Smelter closure 'won't end power shortages'Published by MAC on 2004-02-19
Smelter closure 'won't end power shortages'
By Marat Steeman, Dominion Post (New Zealand)
19 February 2004
A view that New Zealand would have no power shortages if the Tiwai Point aluminium smelter was not using 15 per cent of all electricity has been rejected by its owner Comalco as "short-sighted".
New Zealand's biggest energy user, the New Zealand Aluminium Smelter, 79 per cent owned by Comalco, will be fighting next year to rein in a substantial increase in its power bill when its negotiates a new power supply contract with Meridian Energy for the 10 years from 2012.
A media report this week suggesting a government agency's cost- benefit analysis on the smelter showed a negative contribution to the economy indicates the rhetoric before the negotiations has already started.
A spokesman for Energy Minister Pete Hodgson said the minister had been told no one in the Economic Development Ministry or the Treasury was aware of any cost-benefit study.

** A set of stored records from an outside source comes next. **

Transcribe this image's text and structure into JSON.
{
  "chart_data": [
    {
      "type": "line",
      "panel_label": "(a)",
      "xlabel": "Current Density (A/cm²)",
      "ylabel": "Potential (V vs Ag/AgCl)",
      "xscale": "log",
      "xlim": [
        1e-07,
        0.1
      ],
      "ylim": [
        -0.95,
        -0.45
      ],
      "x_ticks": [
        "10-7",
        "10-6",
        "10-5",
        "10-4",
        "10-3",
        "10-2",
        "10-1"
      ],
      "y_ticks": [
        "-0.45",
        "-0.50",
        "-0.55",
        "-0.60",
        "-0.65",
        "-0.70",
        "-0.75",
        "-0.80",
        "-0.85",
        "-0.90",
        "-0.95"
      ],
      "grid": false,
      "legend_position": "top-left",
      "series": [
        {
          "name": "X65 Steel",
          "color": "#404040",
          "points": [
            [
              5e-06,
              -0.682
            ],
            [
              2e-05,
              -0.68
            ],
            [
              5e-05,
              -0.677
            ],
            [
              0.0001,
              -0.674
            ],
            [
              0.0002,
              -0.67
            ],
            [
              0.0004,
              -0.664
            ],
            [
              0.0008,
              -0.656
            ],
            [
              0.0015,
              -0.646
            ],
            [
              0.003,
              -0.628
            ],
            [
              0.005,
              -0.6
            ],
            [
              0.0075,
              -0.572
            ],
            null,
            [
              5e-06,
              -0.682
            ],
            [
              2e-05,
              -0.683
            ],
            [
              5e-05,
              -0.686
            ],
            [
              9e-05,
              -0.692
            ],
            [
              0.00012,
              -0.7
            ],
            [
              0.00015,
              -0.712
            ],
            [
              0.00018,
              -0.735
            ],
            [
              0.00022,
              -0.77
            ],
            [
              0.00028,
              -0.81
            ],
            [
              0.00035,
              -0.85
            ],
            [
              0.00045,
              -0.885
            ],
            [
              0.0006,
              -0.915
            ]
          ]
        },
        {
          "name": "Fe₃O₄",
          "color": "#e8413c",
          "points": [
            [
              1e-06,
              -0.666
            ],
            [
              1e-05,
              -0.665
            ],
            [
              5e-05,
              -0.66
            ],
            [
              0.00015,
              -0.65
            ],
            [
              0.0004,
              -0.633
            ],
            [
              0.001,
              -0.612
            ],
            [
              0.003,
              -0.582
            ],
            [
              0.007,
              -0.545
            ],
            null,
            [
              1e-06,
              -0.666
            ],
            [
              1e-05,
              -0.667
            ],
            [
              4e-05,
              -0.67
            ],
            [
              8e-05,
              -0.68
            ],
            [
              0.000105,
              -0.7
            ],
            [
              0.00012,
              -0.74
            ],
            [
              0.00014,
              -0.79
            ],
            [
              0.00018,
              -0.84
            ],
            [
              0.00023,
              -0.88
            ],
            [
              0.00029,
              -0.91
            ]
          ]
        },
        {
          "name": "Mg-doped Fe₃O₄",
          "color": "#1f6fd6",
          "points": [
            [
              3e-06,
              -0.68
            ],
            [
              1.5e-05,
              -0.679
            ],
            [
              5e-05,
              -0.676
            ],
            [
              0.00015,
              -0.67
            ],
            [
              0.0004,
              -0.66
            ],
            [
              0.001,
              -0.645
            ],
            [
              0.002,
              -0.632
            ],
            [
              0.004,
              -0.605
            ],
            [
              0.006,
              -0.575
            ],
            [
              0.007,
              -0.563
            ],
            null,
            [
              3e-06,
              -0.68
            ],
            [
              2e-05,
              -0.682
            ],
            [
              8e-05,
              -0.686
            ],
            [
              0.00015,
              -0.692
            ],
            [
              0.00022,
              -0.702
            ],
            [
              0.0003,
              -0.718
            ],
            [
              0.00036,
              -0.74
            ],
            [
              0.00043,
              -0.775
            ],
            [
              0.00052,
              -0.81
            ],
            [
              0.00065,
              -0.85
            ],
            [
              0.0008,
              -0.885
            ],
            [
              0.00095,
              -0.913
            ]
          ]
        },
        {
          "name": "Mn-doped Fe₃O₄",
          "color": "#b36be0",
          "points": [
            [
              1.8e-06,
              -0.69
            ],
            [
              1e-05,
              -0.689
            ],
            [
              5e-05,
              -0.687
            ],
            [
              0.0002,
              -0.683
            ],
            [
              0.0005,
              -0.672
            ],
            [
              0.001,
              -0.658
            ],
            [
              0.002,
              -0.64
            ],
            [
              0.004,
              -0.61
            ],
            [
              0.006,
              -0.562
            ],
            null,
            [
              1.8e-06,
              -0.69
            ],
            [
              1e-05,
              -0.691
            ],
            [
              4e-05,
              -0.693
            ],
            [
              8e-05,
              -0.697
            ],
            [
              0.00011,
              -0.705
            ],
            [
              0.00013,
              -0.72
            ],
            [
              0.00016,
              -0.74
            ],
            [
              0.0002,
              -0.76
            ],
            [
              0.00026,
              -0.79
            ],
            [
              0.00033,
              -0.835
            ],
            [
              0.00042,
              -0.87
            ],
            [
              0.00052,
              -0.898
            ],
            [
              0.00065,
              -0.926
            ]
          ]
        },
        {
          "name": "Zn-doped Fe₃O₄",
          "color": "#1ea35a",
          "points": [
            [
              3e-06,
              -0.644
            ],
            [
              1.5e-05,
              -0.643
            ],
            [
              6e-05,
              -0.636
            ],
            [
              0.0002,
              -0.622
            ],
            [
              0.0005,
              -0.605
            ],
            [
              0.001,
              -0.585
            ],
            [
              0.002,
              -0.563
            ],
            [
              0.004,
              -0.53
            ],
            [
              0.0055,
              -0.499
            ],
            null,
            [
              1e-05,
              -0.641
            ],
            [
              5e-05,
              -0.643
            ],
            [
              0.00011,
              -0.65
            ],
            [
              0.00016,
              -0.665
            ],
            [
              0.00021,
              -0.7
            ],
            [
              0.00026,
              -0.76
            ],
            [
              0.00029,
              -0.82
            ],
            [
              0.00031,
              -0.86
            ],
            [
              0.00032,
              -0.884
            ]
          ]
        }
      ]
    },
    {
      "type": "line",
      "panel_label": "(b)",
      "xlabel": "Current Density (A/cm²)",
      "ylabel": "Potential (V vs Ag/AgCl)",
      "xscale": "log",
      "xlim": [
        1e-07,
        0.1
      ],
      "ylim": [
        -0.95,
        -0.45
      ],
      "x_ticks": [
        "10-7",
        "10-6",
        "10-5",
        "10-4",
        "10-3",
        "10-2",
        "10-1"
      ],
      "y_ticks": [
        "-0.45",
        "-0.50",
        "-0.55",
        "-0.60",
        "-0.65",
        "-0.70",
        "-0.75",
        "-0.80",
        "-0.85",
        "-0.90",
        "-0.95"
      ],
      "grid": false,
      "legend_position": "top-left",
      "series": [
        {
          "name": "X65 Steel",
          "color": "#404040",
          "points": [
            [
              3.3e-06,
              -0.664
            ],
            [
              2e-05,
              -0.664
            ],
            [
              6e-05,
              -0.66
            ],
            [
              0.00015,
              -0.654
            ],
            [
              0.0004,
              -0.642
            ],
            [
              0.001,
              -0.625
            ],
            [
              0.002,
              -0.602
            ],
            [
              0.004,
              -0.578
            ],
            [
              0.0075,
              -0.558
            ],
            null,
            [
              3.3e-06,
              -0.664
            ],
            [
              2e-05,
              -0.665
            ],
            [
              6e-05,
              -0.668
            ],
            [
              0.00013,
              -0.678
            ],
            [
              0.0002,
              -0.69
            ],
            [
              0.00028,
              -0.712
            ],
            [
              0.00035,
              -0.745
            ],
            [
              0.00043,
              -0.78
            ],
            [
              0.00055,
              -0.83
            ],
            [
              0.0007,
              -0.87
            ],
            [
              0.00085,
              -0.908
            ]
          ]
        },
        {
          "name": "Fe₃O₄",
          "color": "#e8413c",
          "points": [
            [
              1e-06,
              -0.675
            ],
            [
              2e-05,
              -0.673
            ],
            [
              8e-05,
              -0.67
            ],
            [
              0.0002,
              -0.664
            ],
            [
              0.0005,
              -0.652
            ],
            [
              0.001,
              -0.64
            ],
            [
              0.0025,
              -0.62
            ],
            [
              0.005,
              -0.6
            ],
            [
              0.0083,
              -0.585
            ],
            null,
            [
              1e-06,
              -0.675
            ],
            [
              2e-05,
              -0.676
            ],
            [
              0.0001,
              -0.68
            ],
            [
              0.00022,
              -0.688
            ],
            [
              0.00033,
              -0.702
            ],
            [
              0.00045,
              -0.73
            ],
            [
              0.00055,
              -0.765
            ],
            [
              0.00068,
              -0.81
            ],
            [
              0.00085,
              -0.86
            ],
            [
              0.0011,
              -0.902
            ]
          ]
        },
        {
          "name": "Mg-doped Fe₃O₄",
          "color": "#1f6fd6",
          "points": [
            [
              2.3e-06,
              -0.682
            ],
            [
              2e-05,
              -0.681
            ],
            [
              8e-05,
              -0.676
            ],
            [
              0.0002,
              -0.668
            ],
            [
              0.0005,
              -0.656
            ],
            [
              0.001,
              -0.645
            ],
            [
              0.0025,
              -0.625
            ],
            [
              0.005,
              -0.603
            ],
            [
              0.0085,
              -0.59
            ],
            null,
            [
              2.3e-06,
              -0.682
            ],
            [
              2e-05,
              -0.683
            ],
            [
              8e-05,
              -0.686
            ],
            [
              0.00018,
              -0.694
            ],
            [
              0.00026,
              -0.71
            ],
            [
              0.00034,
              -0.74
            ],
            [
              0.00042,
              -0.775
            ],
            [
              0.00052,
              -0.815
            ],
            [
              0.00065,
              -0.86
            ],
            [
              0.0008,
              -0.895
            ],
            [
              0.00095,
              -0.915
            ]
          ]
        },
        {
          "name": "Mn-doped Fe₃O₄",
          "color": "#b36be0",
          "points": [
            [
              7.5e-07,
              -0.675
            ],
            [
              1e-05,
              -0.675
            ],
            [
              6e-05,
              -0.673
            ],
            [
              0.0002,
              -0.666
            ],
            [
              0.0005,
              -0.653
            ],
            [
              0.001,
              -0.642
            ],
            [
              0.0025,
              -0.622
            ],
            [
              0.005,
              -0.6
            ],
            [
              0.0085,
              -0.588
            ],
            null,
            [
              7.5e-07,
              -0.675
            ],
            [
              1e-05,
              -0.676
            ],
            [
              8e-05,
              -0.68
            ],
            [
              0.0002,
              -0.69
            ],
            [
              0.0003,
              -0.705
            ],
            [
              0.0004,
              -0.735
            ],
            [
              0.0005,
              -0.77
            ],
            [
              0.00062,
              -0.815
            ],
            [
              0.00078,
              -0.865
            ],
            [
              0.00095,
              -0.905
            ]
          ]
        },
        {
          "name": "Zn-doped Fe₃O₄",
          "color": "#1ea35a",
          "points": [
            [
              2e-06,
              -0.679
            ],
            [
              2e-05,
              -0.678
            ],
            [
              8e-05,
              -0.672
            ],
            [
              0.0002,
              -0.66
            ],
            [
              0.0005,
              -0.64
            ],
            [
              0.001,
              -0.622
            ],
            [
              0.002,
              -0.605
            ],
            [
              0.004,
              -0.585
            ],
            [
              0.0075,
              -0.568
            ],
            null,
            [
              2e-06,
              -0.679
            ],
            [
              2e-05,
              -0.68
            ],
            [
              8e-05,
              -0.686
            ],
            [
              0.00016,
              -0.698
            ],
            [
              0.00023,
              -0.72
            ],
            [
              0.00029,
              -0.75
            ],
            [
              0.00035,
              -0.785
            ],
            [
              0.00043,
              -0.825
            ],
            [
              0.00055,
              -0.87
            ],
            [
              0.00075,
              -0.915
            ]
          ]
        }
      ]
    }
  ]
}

Brisbane-based Comalco chief financial officer John Strachan said yesterday that a suggestion New Zealand electricity shortages would disappear if the smelter was not operating was "a short-term solution".
"Any economy needs business to provide income and export revenue for balancing the books, so we argue that would be a short-sighted approach to the power situation in your country.
"And you'd find many people in Southland would be out of work," Mr Strachan said.
The smelter employs 960 full-time equivalent staff. Its exports of aluminium were $1 billion last year.
The amount of electricity it uses each day would provide power for about 700,000 homes.
"We still remain very committed to the investment in New Zealand," Mr Strachan said.
"But we are hurting through power prices and exchange rates."
However, he was hopeful of being able to influence policy to create a more transparent and better functioning market place with price determination.
Stronger regulation through the new Electricity Commission was a good step.
Last year Comalco NZ director Barbara Elliston said a move to generating power using liquefied natural gas could see Comalco quit New Zealand because the cost of electricity would be too high.
The smelter buys about 10 per cent of its power on the wholesale spot market and 90 per cent under long-term take or pay contracts with Meridian Energy.
The price for the 90 per cent was recalculated yearly and was linked to the movement in the spot price.
Mr Strachan said that in the past three years its power price had increased 50 per cent.
"So we are exposed to the spot price quite significantly in all of our power pricing."
Comalco would contribute $3.65 billion to the New Zealand economy from its start in 1971 to the end of its present power contract in 2012, he said. That included salaries, taxes and buying goods and services.